Hadirnya siswa-siswi Sekolah Ehipassiko Bumi Serpong Damai (BSD), Tangerang yang sedang mengadakan live in di Desa Kalimanggis membuat perayaan Waisak semakin meriah. “Luar biasa ya perayaan Waisak di kampung, banyak sekali umat yang hadir,” ujar Yarma, salah satu guru pendamping.
Bhikkhu Dhammakaro dalam ceramahnya menyatakan, “Perayaan Waisak kali ini terasa istimewa. Istimewa karena perayaan Waisak dilaksanakan pada bulan puasa, sehingga kita bisa merasakan buka bersama dengan tokoh-tokoh agama lain. Selain itu, kehadiran siswa-siswi Sekolah Ehipassiko BSD juga membuat vihara ini menjadi lebih berwarna. Semoga ini menjadi pengalaman tersendiri bagi siswa-siswi dan mereka mengetahui bahwa di kampung-kampung juga banyak umat Buddha.”
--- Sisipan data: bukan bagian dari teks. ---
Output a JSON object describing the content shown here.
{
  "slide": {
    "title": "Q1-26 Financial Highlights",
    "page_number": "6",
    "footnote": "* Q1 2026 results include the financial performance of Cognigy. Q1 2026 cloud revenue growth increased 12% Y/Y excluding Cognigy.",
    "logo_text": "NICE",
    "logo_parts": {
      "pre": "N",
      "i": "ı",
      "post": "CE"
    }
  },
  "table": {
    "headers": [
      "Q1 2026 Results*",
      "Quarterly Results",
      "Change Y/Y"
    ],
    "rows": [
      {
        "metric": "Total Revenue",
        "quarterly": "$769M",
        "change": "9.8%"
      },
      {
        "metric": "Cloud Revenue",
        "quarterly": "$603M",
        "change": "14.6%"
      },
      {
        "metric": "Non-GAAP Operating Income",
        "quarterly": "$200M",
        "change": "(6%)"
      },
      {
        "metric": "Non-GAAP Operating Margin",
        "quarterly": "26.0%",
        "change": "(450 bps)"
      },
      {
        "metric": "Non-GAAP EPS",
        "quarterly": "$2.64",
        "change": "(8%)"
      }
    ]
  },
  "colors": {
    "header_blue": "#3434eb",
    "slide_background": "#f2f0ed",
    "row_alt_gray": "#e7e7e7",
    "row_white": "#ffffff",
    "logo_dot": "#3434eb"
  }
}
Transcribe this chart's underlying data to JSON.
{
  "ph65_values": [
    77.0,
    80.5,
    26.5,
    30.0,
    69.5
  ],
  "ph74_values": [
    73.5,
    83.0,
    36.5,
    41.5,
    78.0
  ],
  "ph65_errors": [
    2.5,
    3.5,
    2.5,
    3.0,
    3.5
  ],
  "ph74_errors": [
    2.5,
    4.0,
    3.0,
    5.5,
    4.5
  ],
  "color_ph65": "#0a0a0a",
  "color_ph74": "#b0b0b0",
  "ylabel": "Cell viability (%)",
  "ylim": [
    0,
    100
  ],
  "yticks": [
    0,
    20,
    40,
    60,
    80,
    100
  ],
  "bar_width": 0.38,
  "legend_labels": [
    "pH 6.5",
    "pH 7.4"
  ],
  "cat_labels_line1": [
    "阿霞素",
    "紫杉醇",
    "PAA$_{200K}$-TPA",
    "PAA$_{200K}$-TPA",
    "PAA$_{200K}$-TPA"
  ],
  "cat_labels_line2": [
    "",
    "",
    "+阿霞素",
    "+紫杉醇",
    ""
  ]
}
Bhante melanjutkan, dalam hidup berbangsa dan bernegara, kebersamaan merupakan hal yang sangat penting, bahkan seorang pertapa hutan sekalipun membutuhkan masyarakat, apalagi umat perumah tangga yang hidup di tengah-tengah masyarakat yang beragam.
“Dalam pembentukan Forum Kerukunan Umat Beragama (FKUB) pada tahun 1997, Vihara Saddhapala Cengkareng (Jakarta Barat), Gereja Trinitas, beberapa Masjid dan Koramil Cengkareng merupakan perintis. Jadi umat Buddha sebenarnya sudah turut andil dalam membangun kehidupan damai antar agama. Dan semoga dimulai dari Vihara Dhamma Puspita ini, kehidupan damai antar agama semakin terjalin,” ujar bhikkhu yang baru genap 20 vassa ini.
Bhante menambahkan, “Ajaran Buddha sangat luas, bahkan yang telah ditulis dalam kitab suci Tipitaka, kalau bukunya ditaruh di lemari tidak cukup satu lemari. Namun kalau kita rangkum, ada sepuluh pokok ajaran Buddha, yaitu dasa punyakiriyavattu. Dalam dasa punyakiriyavattu yang pertama adalah dana. Dana adalah kerelaan.” Ia mencontohkan kerelaan hati ibarat tanah yang gembur dan subur, tanah yang gembur ditanam apa pun bisa tumbuh.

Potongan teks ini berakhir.